Institute of Obstetricians, Gynaecologists supporting Government's Yes campaign

The Institute of Obstetricians and Gynaecologists is supporting the Government's call for a Yes vote in the abortion referendum…

The Institute of Obstetricians and Gynaecologists is supporting the Government's call for a Yes vote in the abortion referendum.

Prof John Bonnar, chairman of the institute, said legislation to allow abortion on the grounds of a suicide threat "would inevitably result in social abortion in Ireland" - the Institute of Obstetricians and Gynaecologists is a 32-county body and is part of the Royal College of Physicians of Ireland.

Prof Bonnar said the amendment would legalise existing obstetrical practice in Ireland and protect the ethical principles for the care of pregnant women.

"In current obstetrical practice, rare complications can arise where therapeutic intervention is required at a stage in pregnancy when there will be little or no prospect for the survival of the baby due to extreme immaturity," Prof Bonnar said.
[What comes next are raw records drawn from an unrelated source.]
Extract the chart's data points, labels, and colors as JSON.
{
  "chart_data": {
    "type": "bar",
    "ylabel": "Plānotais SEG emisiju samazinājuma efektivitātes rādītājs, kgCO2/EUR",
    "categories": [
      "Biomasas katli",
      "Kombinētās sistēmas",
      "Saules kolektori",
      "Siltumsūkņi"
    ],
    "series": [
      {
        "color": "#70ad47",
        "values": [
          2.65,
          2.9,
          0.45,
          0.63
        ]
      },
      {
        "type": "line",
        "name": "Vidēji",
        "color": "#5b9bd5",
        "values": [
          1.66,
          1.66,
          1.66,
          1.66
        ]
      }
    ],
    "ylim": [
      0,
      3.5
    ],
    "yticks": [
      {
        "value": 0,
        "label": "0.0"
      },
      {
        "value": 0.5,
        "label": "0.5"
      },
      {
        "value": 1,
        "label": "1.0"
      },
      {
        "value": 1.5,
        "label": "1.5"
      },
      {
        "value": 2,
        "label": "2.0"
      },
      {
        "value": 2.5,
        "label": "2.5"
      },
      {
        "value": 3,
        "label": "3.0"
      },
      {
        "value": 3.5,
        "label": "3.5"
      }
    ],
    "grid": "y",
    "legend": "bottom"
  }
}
"We consider that there is a fundamental difference between abortion carried out with the intention of taking the life of the baby, for example, for social reasons, and the unavoidable death of the baby resulting from essential treatment to protect the life of the mother".

This position had been accepted by the Medical Council of Ireland, Prof Bonnar said.

The institute recognised that obstetricians had the care of two patients in pregnancy, Prof Bonnar said.

He said Ireland was one of the safest countries in the world for pregnancy and childbirth because of the high standard of care provided.

"The proposed legislation will not alter current medical practice and women will continue to receive this high standard of care," he said.

In rare cases where a doctor may have to intervene to protect the mother's life, she should be transferred to a hospital with expert care facilities, Prof Bonnar said.

He expressed concern at the "sensational reporting" of statements that women with haemorrhages as a result of miscarriages may not receive medical care.

"Such ill-informed statements serve only to cause needless anxiety amongst women. Women should be reassured that their treatment for miscarriage and ectopic pregnancy will not be affected by the legislation and they will receive appropriate care throughout the country."

The Institute of Obstetricians and Gynaecologists also welcomed the setting up of the Government's Crisis Pregnancy Agency.

Prof Bonnar said the institute would "assist in every way to help prevent unwanted pregnancy, reduce the social pressures on women with crisis pregnancies, and provide care for women who have had abortions".

The Minister of State with responsibility for children, Ms Mary Hanafin, welcomed the institute's statement and said it confirmed that the Government's proposal "in no way endangers the lives of women in pregnancy".

The institute's statement "comprehensively rebutted" attempts by Fine Gael and Labour to misrepresent the Government's pro-life proposal, Ms Hanafin said.

She said the institute's comments about sensational statements showed that the Opposition parties were "tactically trying to spread confusion and scare people".

"The statement from the Institute of Obstetricians and Gynaecologists once again underlines that the proposal is a simple, honest, pro-life measure which will protect the lives of mothers in pregnancy and that it will protect the unborn," Ms Hanafin said.